Can I use unencoded ampersands (&) in html?

Peter picture Peter · Jun 27, 2012 · Viewed 9.6k times · Source

I'm building a website where I have to work with less then perfect masterdata (I guess I'm not the only one :-))

In my case I have to render an xml filte to html (using xsl). Sometimes the masterdata is using html-enitites allready (eg ;é in french words) so there I have to use 'disable-output-escaping='yes') there in order to avoid double encoding.

The easiest solution is disable output escaping all together, so I never run the risk of a double encoding.

The only characters that misses encoding for this masterdata are the ampersands.

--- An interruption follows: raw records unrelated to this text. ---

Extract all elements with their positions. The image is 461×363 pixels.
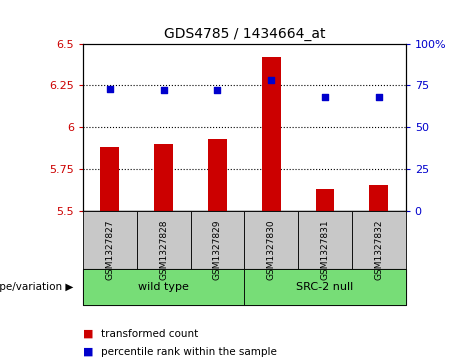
Text: GSM1327830: GSM1327830 xyxy=(267,219,276,280)
Text: GSM1327827: GSM1327827 xyxy=(106,219,114,280)
Point xyxy=(321,94,329,100)
Text: genotype/variation ▶: genotype/variation ▶ xyxy=(0,282,74,292)
Bar xyxy=(262,57,281,211)
Bar xyxy=(369,185,388,211)
Text: wild type: wild type xyxy=(138,282,189,292)
Bar xyxy=(208,139,227,211)
Point xyxy=(214,87,221,93)
Text: GSM1327831: GSM1327831 xyxy=(320,219,330,280)
Text: ■: ■ xyxy=(83,347,97,357)
Point xyxy=(160,87,167,93)
Bar xyxy=(100,147,119,211)
Point xyxy=(267,77,275,83)
Title: GDS4785 / 1434664_at: GDS4785 / 1434664_at xyxy=(164,27,325,41)
Point xyxy=(106,86,113,91)
Bar xyxy=(316,189,334,211)
Text: ■: ■ xyxy=(83,329,97,339)
Text: transformed count: transformed count xyxy=(101,329,199,339)
Bar xyxy=(154,144,173,211)
Text: percentile rank within the sample: percentile rank within the sample xyxy=(101,347,278,357)
Point xyxy=(375,94,383,100)
Text: GSM1327828: GSM1327828 xyxy=(159,219,168,280)
Text: GSM1327829: GSM1327829 xyxy=(213,219,222,280)
Text: SRC-2 null: SRC-2 null xyxy=(296,282,354,292)
Text: GSM1327832: GSM1327832 xyxy=(374,219,383,280)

But when I parse them 'raw' (so rather & than & all browsers seem to be ok with it.

So the question : what are the consequenses of using not encoded ampersands in html?

Answer

Razor picture Razor · Jun 27, 2012

It depends

The best research I have seen on this topic can be found here

In HTML5 you should escape all of the ampersands that do not fall in the categories below:

An ambiguous ampersand is a U+0026 AMPERSAND character (&) that is followed by one or more characters in the range U+0030 DIGIT ZERO (0) to U+0039 DIGIT NINE (9), U+0061 LATIN SMALL LETTER A to U+007A LATIN SMALL LETTER Z, and U+0041 LATIN CAPITAL LETTER A to U+005A LATIN CAPITAL LETTER Z, followed by a U+003B SEMICOLON character (;), where these characters do not match any of the names given in the named character references section.